CEO da Anthropic irrita Pentágono e OpenAI busca acordo para uso de IA militar

Divergências sobre o uso de inteligência artificial em ambientes militares geram impasse entre empresas de tecnologia e Departamento de Defesa dos EUA.

Publicado em 27/02/2026 às 15:27
Imagem ilustrativa gerada por inteligência artificial Nano Banana (Google Imagen)

Um oficial de defesa dos Estados Unidos relatou que o chefe de tecnologia do Pentágono tratou como "um cenário nuclear de vida ou morte" o debate com a Anthropic sobre um ataque nuclear hipotético contra o país durante uma reunião ocorrida no mês passado, segundo informações publicadas pelo jornal The Washington Post nesta sexta-feira, 27.

Segundo o oficial, a resposta do CEO da Anthropic, Dario Amodei, teria "irritado" o Pentágono ao dizer: "Vocês podem nos ligar e nós resolvemos isso". Um porta-voz da Anthropic, porém, negou que Amodei tenha feito tal afirmação, classificando o relato como "patentemente falso".

Nesta quinta-feira, 26, Amodei declarou que não concorda com as exigências do Departamento de Defesa dos EUA e afirmou que eventuais ameaças do governo não mudariam sua posição, intensificando o impasse entre as partes.
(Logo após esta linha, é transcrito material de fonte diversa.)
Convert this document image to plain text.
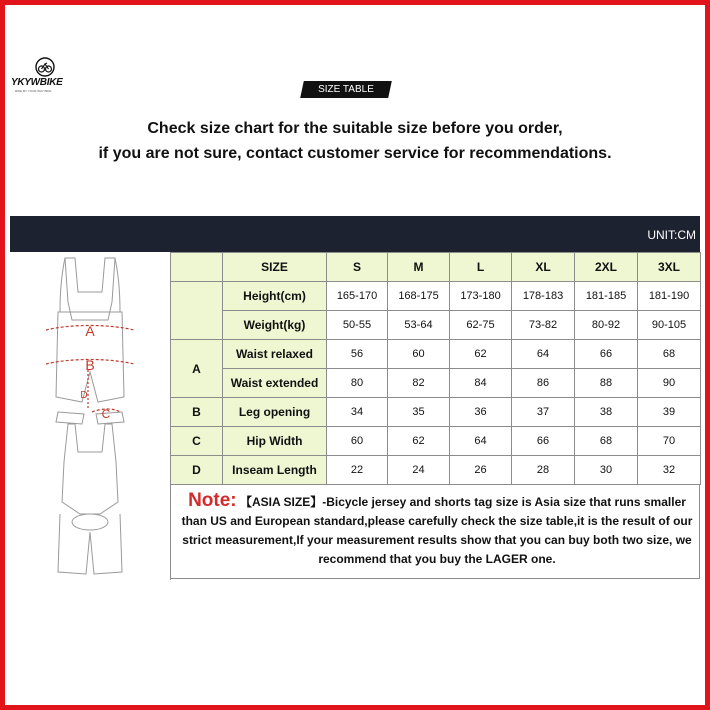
YKYWBIKE
RIDE BY YOUR WAY BIKE	SIZE TABLE
Check size chart for the suitable size before you order,
if you are not sure, contact customer service for recommendations.
UNIT:CM
A
B
D
C
	SIZE	S	M	L	XL	2XL	3XL
	Height(cm)	165-170	168-175	173-180	178-183	181-185	181-190
	Weight(kg)	50-55	53-64	62-75	73-82	80-92	90-105
A	Waist relaxed	56	60	62	64	66	68
	Waist extended	80	82	84	86	88	90
B	Leg opening	34	35	36	37	38	39
C	Hip Width	60	62	64	66	68	70
D	Inseam Length	22	24	26	28	30	32
Note: 【ASIA SIZE】-Bicycle jersey and shorts tag size is Asia size that runs smaller than US and European standard,please carefully check the size table,it is the result of our strict measurement,If your measurement results show that you can buy both two size, we recommend that you buy the LAGER one.
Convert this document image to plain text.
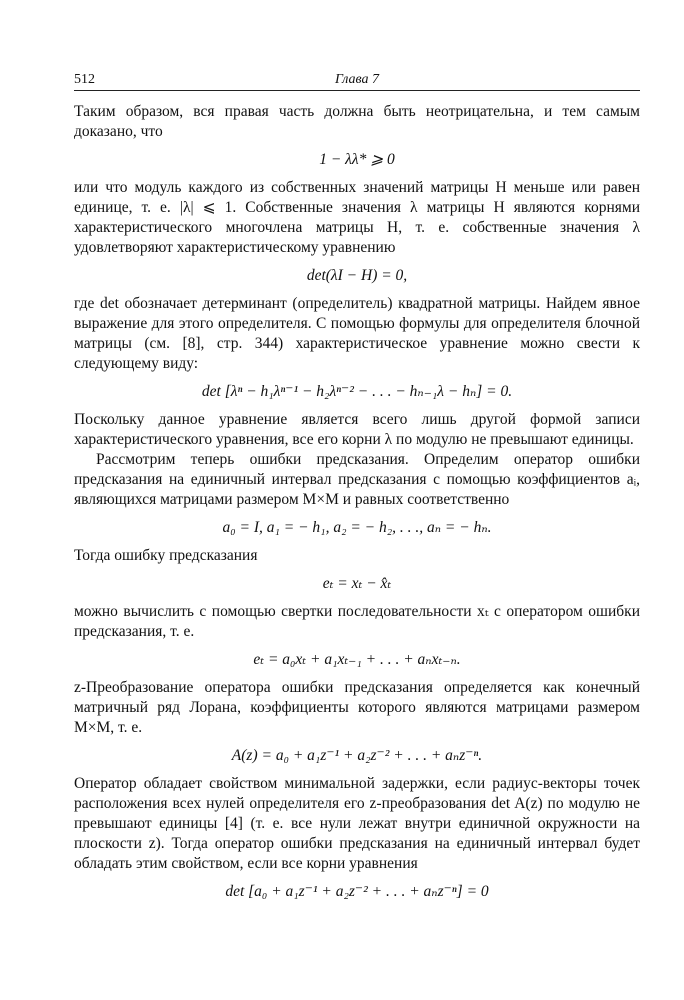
512	Глава 7

Таким образом, вся правая часть должна быть неотрицательна, и тем самым доказано, что

1 − λλ* ⩾ 0

или что модуль каждого из собственных значений матрицы H меньше или равен единице, т. е. |λ| ⩽ 1. Собственные значения λ матрицы H являются корнями характеристического многочлена матрицы H, т. е. собственные значения λ удовлетворяют характеристическому уравнению

det(λI − H) = 0,

где det обозначает детерминант (определитель) квадратной матрицы. Найдем явное выражение для этого определителя. С помощью формулы для определителя блочной матрицы (см. [8], стр. 344) характеристическое уравнение можно свести к следующему виду:

det [λⁿ − h₁λⁿ⁻¹ − h₂λⁿ⁻² − . . . − hₙ₋₁λ − hₙ] = 0.

Поскольку данное уравнение является всего лишь другой формой записи характеристического уравнения, все его корни λ по модулю не превышают единицы.

Рассмотрим теперь ошибки предсказания. Определим оператор ошибки предсказания на единичный интервал предсказания с помощью коэффициентов aᵢ, являющихся матрицами размером M×M и равных соответственно

a₀ = I, a₁ = − h₁, a₂ = − h₂, . . ., aₙ = − hₙ.

Тогда ошибку предсказания

eₜ = xₜ − x̂ₜ

можно вычислить с помощью свертки последовательности xₜ с оператором ошибки предсказания, т. е.

eₜ = a₀xₜ + a₁xₜ₋₁ + . . . + aₙxₜ₋ₙ.

z-Преобразование оператора ошибки предсказания определяется как конечный матричный ряд Лорана, коэффициенты которого являются матрицами размером M×M, т. е.

A(z) = a₀ + a₁z⁻¹ + a₂z⁻² + . . . + aₙz⁻ⁿ.

Оператор обладает свойством минимальной задержки, если радиус-векторы точек расположения всех нулей определителя его z-преобразования det A(z) по модулю не превышают единицы [4] (т. е. все нули лежат внутри единичной окружности на плоскости z). Тогда оператор ошибки предсказания на единичный интервал будет обладать этим свойством, если все корни уравнения

det [a₀ + a₁z⁻¹ + a₂z⁻² + . . . + aₙz⁻ⁿ] = 0
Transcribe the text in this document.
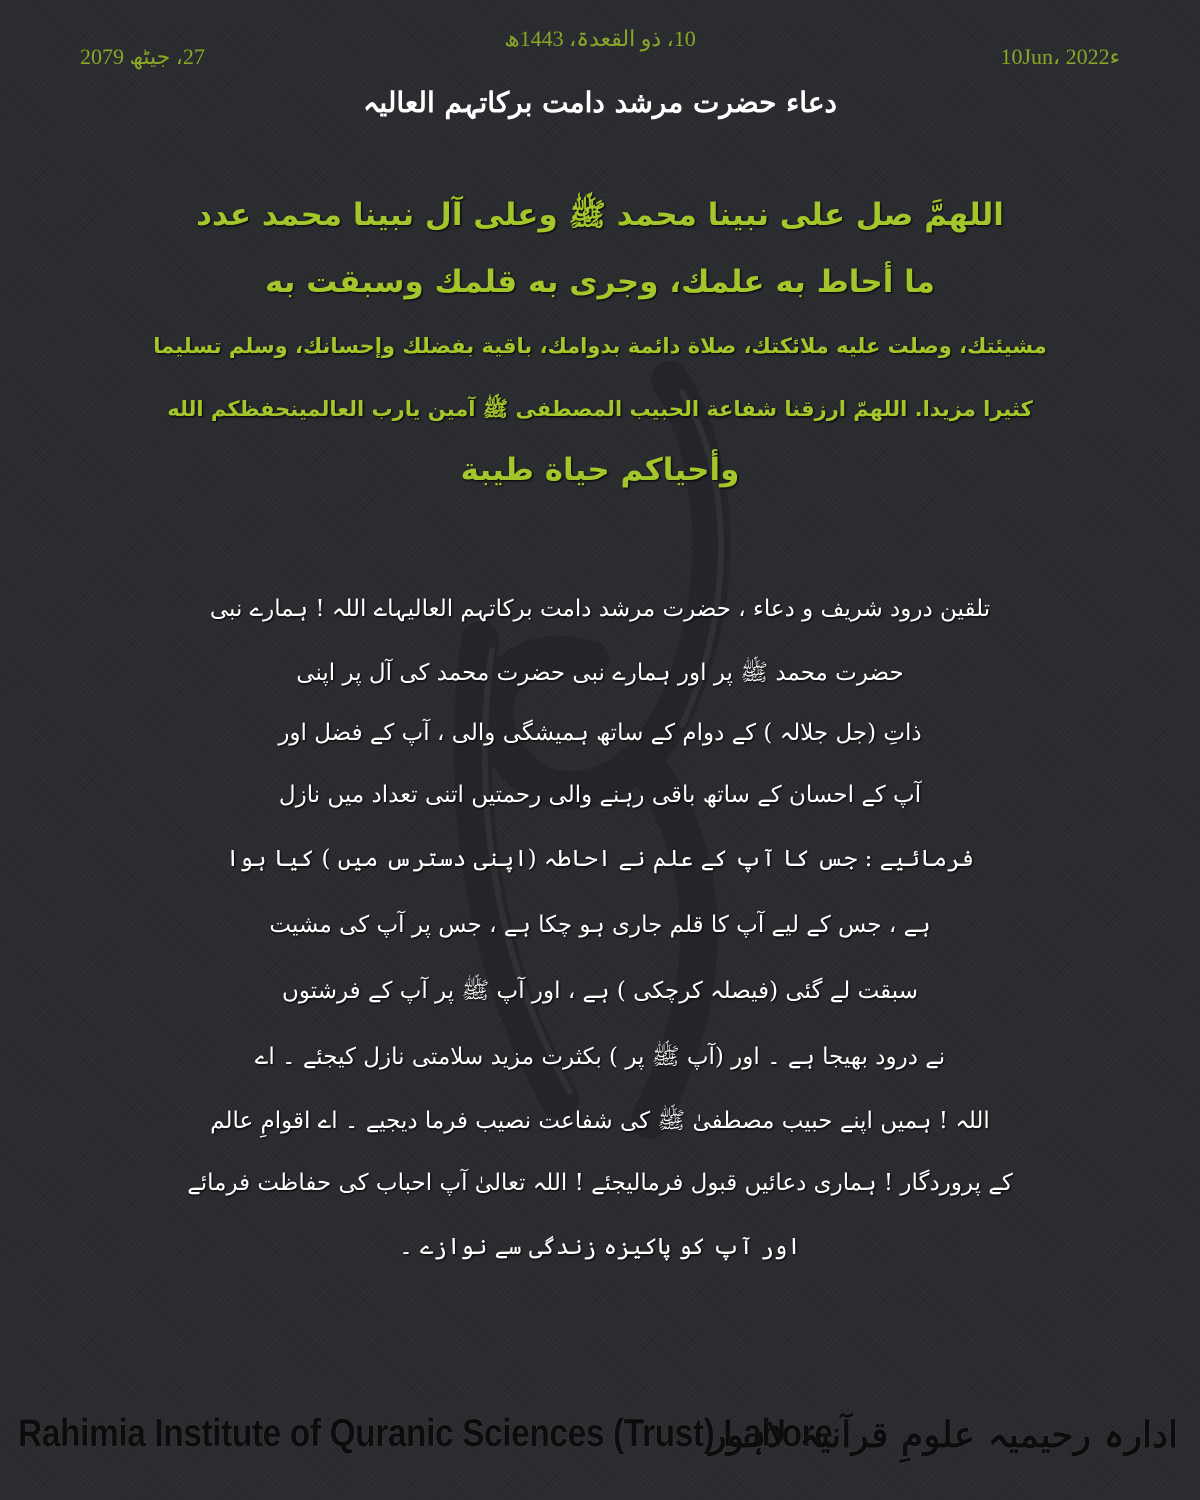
10، ذو القعدۃ، 1443ھ
10Jun، 2022ء
27، جیٹھ 2079
دعاء حضرت مرشد دامت برکاتہم العالیہ
اللهمَّ صل على نبينا محمد ﷺ وعلى آل نبينا محمد عدد
ما أحاط به علمك، وجرى به قلمك وسبقت به
مشيئتك، وصلت عليه ملائكتك، صلاة دائمة بدوامك، باقية بفضلك وإحسانك، وسلم تسليما
كثيرا مزيدا. اللهمّ ارزقنا شفاعة الحبيب المصطفى ﷺ آمين يارب العالمينحفظكم الله
وأحياكم حياة طيبة
تلقین درود شریف و دعاء ، حضرت مرشد دامت برکاتہم العالیہاے اللہ ! ہمارے نبی
حضرت محمد ﷺ پر اور ہمارے نبی حضرت محمد کی آل پر اپنی
ذاتِ (جل جلالہ ) کے دوام کے ساتھ ہمیشگی والی ، آپ کے فضل اور
آپ کے احسان کے ساتھ باقی رہنے والی رحمتیں اتنی تعداد میں نازل
فرمائیے : جس کا آپ کے علم نے احاطہ (اپنی دسترس میں ) کیا ہوا
ہے ، جس کے لیے آپ کا قلم جاری ہو چکا ہے ، جس پر آپ کی مشیت
سبقت لے گئی (فیصلہ کرچکی ) ہے ، اور آپ ﷺ پر آپ کے فرشتوں
نے درود بھیجا ہے ۔ اور (آپ ﷺ پر ) بکثرت مزید سلامتی نازل کیجئے ۔ اے
اللہ ! ہمیں اپنے حبیب مصطفیٰ ﷺ کی شفاعت نصیب فرما دیجیے ۔ اے اقوامِ عالم
کے پروردگار ! ہماری دعائیں قبول فرمالیجئے ! اللہ تعالیٰ آپ احباب کی حفاظت فرمائے
اور آپ کو پاکیزہ زندگی سے نوازے ۔
Rahimia Institute of Quranic Sciences (Trust) Lahore
ادارہ رحیمیہ علومِ قرآنیہ لاہور
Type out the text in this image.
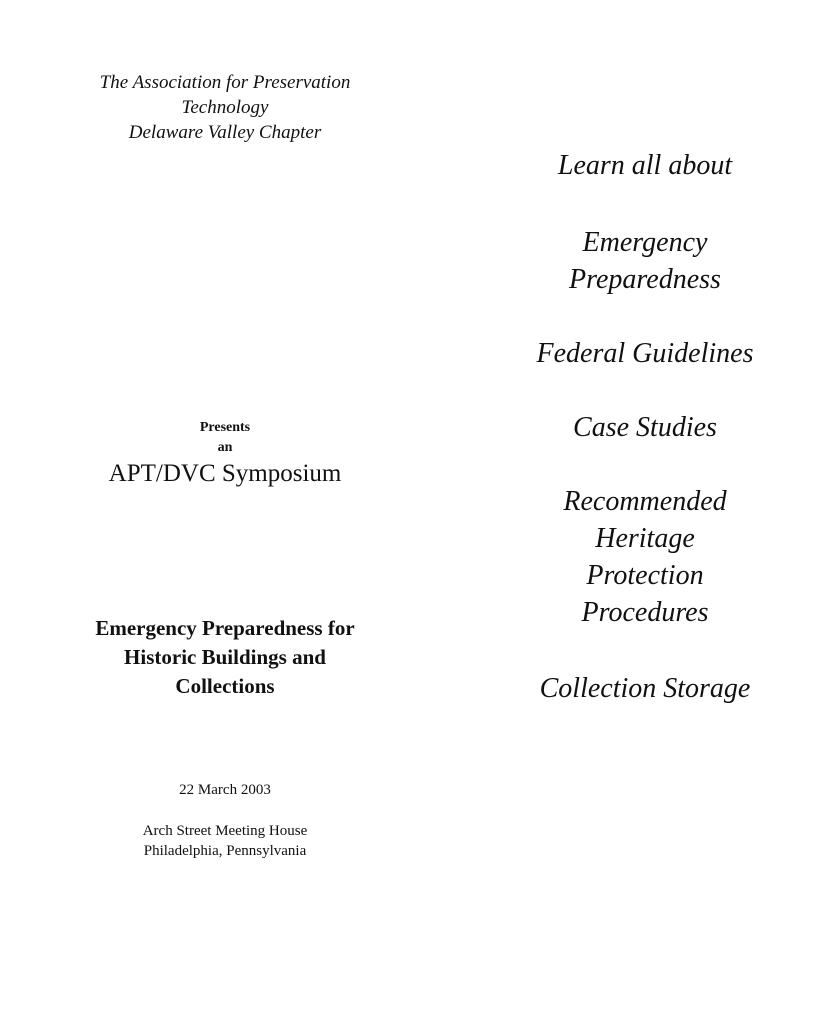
The Association for Preservation
Technology
Delaware Valley Chapter
Presents
an
APT/DVC Symposium
Emergency Preparedness for
Historic Buildings and
Collections
22 March 2003
Arch Street Meeting House
Philadelphia, Pennsylvania
Learn all about
Emergency
Preparedness
Federal Guidelines
Case Studies
Recommended
Heritage
Protection
Procedures
Collection Storage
O secretário de Guerra americano, Pete Hegseth, estabeleceu prazo até sexta-feira para que a empresa avaliasse a proposta final sobre o uso de inteligência artificial (IA) nas Forças Armadas.

De acordo com o The Wall Street Journal, o CEO da OpenAI, Sam Altman, comunicou aos funcionários que a empresa está negociando com o Departamento de Defesa para avaliar se seus modelos de IA podem ser utilizados em ambientes confidenciais, mantendo os mesmos padrões de segurança que levaram a Anthropic ao impasse. Fontes afirmam que nenhum acordo foi firmado até o momento e que as negociações podem não avançar.

"Vamos ver se existe um acordo com o Departamento de Guerra que permita a implantação de nossos modelos em ambientes confidenciais e que esteja de acordo com nossos princípios", escreveu Altman em comunicado obtido pelo WSJ. "Solicitamos que o contrato cubra qualquer uso, exceto aqueles que sejam ilegais ou inadequados para implantações em nuvem, como vigilância doméstica e armas ofensivas autônomas".